Add UUID to spark dataset

Adiant picture Adiant · Apr 9, 2018 · Viewed 11.9k times · Source

I am trying to add a UUID column to my dataset.

getDataset(Transaction.class)).withColumn("uniqueId", functions.lit(UUID.randomUUID().toString())).show(false);

But the result is all the rows have the same UUID. How can i make it unique?

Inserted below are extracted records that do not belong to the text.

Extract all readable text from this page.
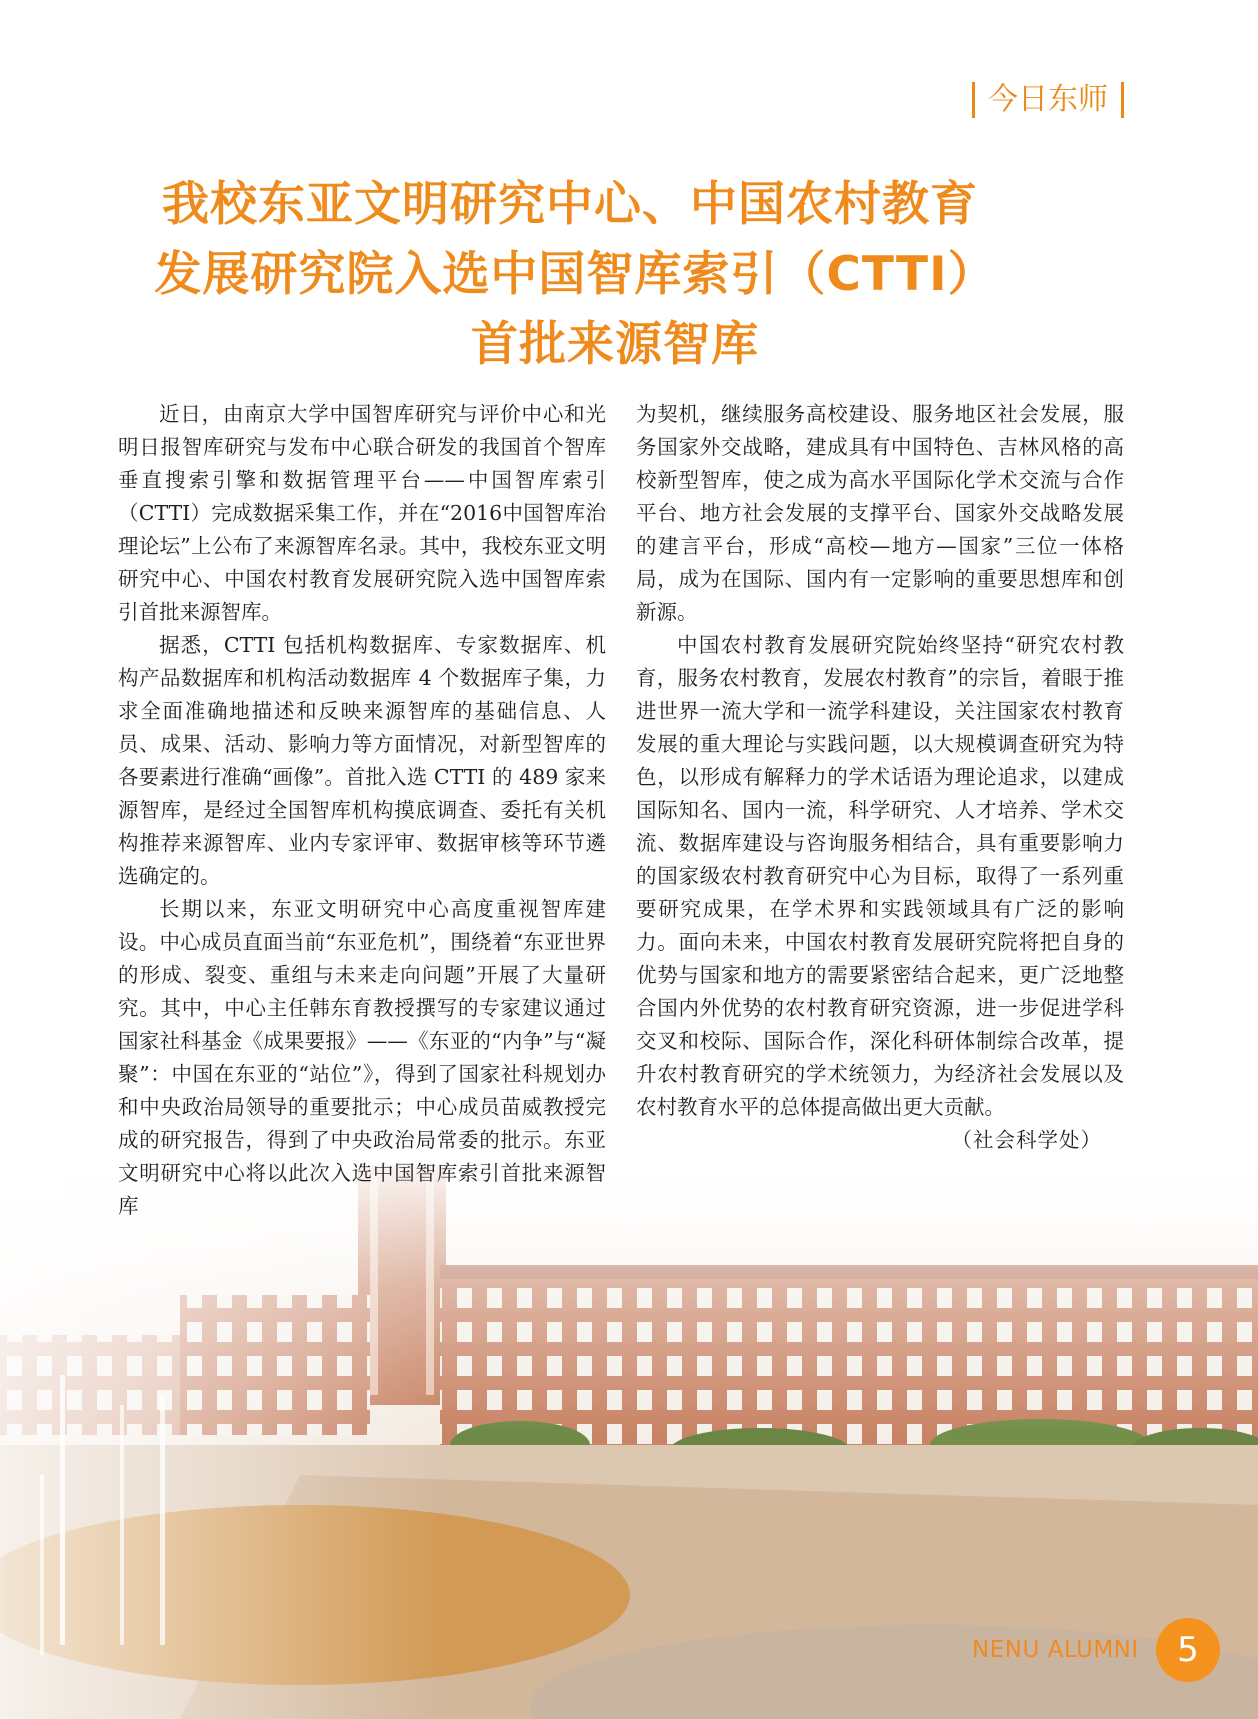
今日东师
我校东亚文明研究中心、中国农村教育
发展研究院入选中国智库索引（CTTI）
首批来源智库

近日，由南京大学中国智库研究与评价中心和光明日报智库研究与发布中心联合研发的我国首个智库垂直搜索引擎和数据管理平台——中国智库索引（CTTI）完成数据采集工作，并在“2016中国智库治理论坛”上公布了来源智库名录。其中，我校东亚文明研究中心、中国农村教育发展研究院入选中国智库索引首批来源智库。

据悉，CTTI 包括机构数据库、专家数据库、机构产品数据库和机构活动数据库 4 个数据库子集，力求全面准确地描述和反映来源智库的基础信息、人员、成果、活动、影响力等方面情况，对新型智库的各要素进行准确“画像”。首批入选 CTTI 的 489 家来源智库，是经过全国智库机构摸底调查、委托有关机构推荐来源智库、业内专家评审、数据审核等环节遴选确定的。

长期以来，东亚文明研究中心高度重视智库建设。中心成员直面当前“东亚危机”，围绕着“东亚世界的形成、裂变、重组与未来走向问题”开展了大量研究。其中，中心主任韩东育教授撰写的专家建议通过国家社科基金《成果要报》——《东亚的“内争”与“凝聚”：中国在东亚的“站位”》，得到了国家社科规划办和中央政治局领导的重要批示；中心成员苗威教授完成的研究报告，得到了中央政治局常委的批示。东亚文明研究中心将以此次入选中国智库索引首批来源智库

为契机，继续服务高校建设、服务地区社会发展，服务国家外交战略，建成具有中国特色、吉林风格的高校新型智库，使之成为高水平国际化学术交流与合作平台、地方社会发展的支撑平台、国家外交战略发展的建言平台，形成“高校—地方—国家”三位一体格局，成为在国际、国内有一定影响的重要思想库和创新源。

中国农村教育发展研究院始终坚持“研究农村教育，服务农村教育，发展农村教育”的宗旨，着眼于推进世界一流大学和一流学科建设，关注国家农村教育发展的重大理论与实践问题，以大规模调查研究为特色，以形成有解释力的学术话语为理论追求，以建成国际知名、国内一流，科学研究、人才培养、学术交流、数据库建设与咨询服务相结合，具有重要影响力的国家级农村教育研究中心为目标，取得了一系列重要研究成果，在学术界和实践领域具有广泛的影响力。面向未来，中国农村教育发展研究院将把自身的优势与国家和地方的需要紧密结合起来，更广泛地整合国内外优势的农村教育研究资源，进一步促进学科交叉和校际、国际合作，深化科研体制综合改革，提升农村教育研究的学术统领力，为经济社会发展以及农村教育水平的总体提高做出更大贡献。

（社会科学处）

NENU ALUMNI	5
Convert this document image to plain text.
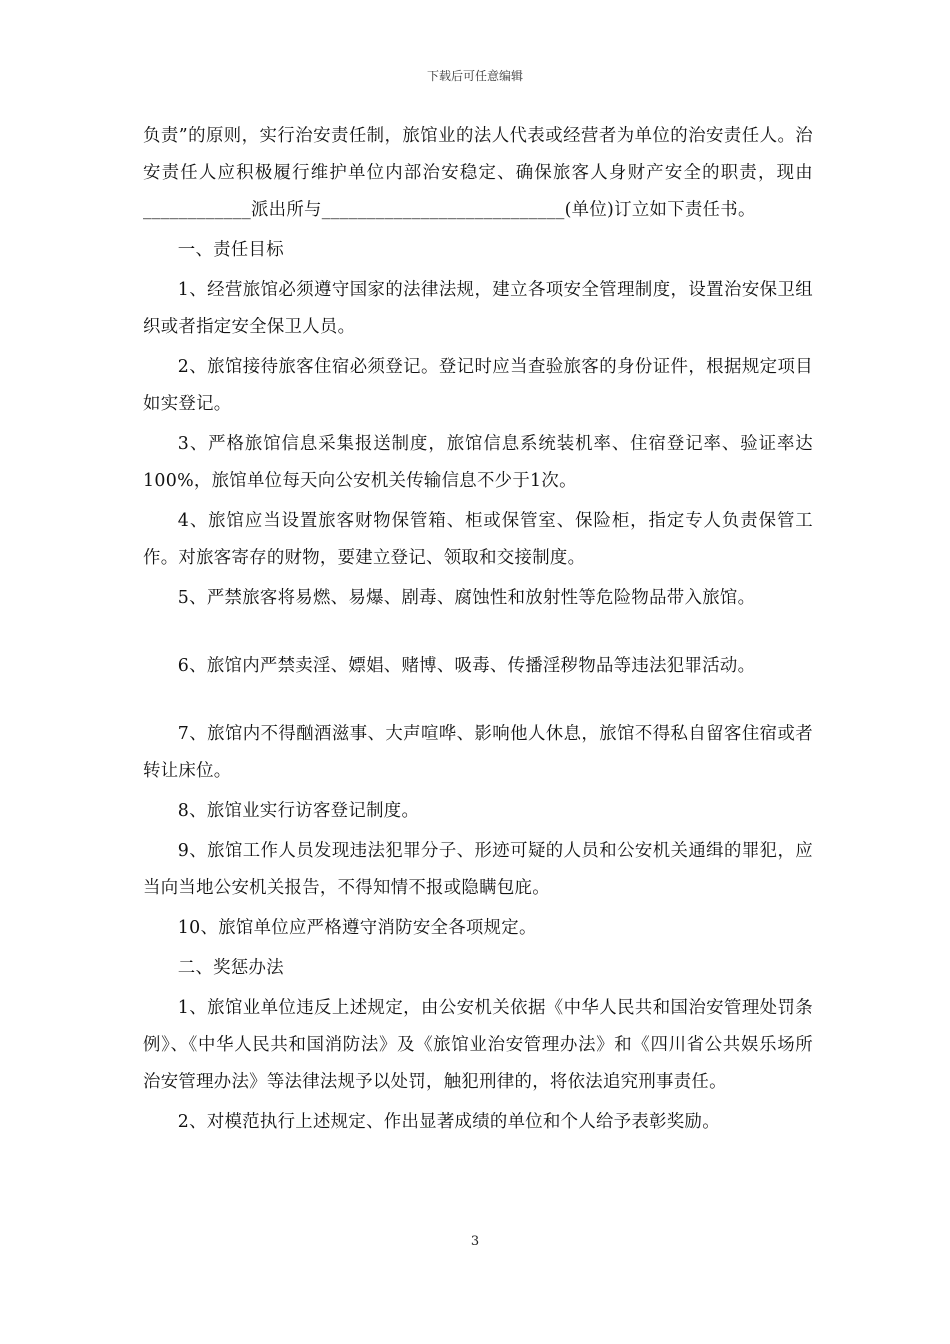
下载后可任意编辑

负责”的原则，实行治安责任制，旅馆业的法人代表或经营者为单位的治安责任人。治安责任人应积极履行维护单位内部治安稳定、确保旅客人身财产安全的职责，现由____________派出所与___________________________(单位)订立如下责任书。

一、责任目标

1、经营旅馆必须遵守国家的法律法规，建立各项安全管理制度，设置治安保卫组织或者指定安全保卫人员。

2、旅馆接待旅客住宿必须登记。登记时应当查验旅客的身份证件，根据规定项目如实登记。

3、严格旅馆信息采集报送制度，旅馆信息系统装机率、住宿登记率、验证率达100%，旅馆单位每天向公安机关传输信息不少于1次。

4、旅馆应当设置旅客财物保管箱、柜或保管室、保险柜，指定专人负责保管工作。对旅客寄存的财物，要建立登记、领取和交接制度。

5、严禁旅客将易燃、易爆、剧毒、腐蚀性和放射性等危险物品带入旅馆。

6、旅馆内严禁卖淫、嫖娼、赌博、吸毒、传播淫秽物品等违法犯罪活动。

7、旅馆内不得酗酒滋事、大声喧哗、影响他人休息，旅馆不得私自留客住宿或者转让床位。

8、旅馆业实行访客登记制度。

9、旅馆工作人员发现违法犯罪分子、形迹可疑的人员和公安机关通缉的罪犯，应当向当地公安机关报告，不得知情不报或隐瞒包庇。

10、旅馆单位应严格遵守消防安全各项规定。

二、奖惩办法

1、旅馆业单位违反上述规定，由公安机关依据《中华人民共和国治安管理处罚条例》、《中华人民共和国消防法》及《旅馆业治安管理办法》和《四川省公共娱乐场所治安管理办法》等法律法规予以处罚，触犯刑律的，将依法追究刑事责任。

2、对模范执行上述规定、作出显著成绩的单位和个人给予表彰奖励。

3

+-----------------------------------+
uniqueId                            |
+----------------+-------+-----------
|1abdecf-8303-4a4e-8ad3-89c190957c3b|
|1abdecf-8303-4a4e-8ad3-89c190957c3b|
|1abdecf-8303-4a4e-8ad3-89c190957c3b|
|1abdecf-8303-4a4e-8ad3-89c190957c3b|
|1abdecf-8303-4a4e-8ad3-89c190957c3b|
|1abdecf-8303-4a4e-8ad3-89c190957c3b|
|1abdecf-8303-4a4e-8ad3-89c190957c3b|
|1abdecf-8303-4a4e-8ad3-89c190957c3b|
|1abdecf-8303-4a4e-8ad3-89c190957c3b|
|1abdecf-8303-4a4e-8ad3-89c190957c3b|
----------+----------------+--------+

Answer

Benjamin Manns picture Benjamin Manns · Apr 9, 2018

When you include UUID as a lit column, you're doing the same as including a string literal.

UUID needs to be generated for each row. You could do this with a UDF, however this can cause problems as UDFs are expected to be deterministic, and expecting randomness from them can cause issues when caching or regeneration happen.

Your best bet may be generating a column with the Spark function rand and using UUID.nameUUIDFromBytes to convert that to a UUID.

Originally, I had:

val uuid = udf(() => java.util.UUID.randomUUID().toString)
getDataset(Transaction.class).withColumn("uniqueId", uuid()).show(false);

which @irbull pointed out could be an issue.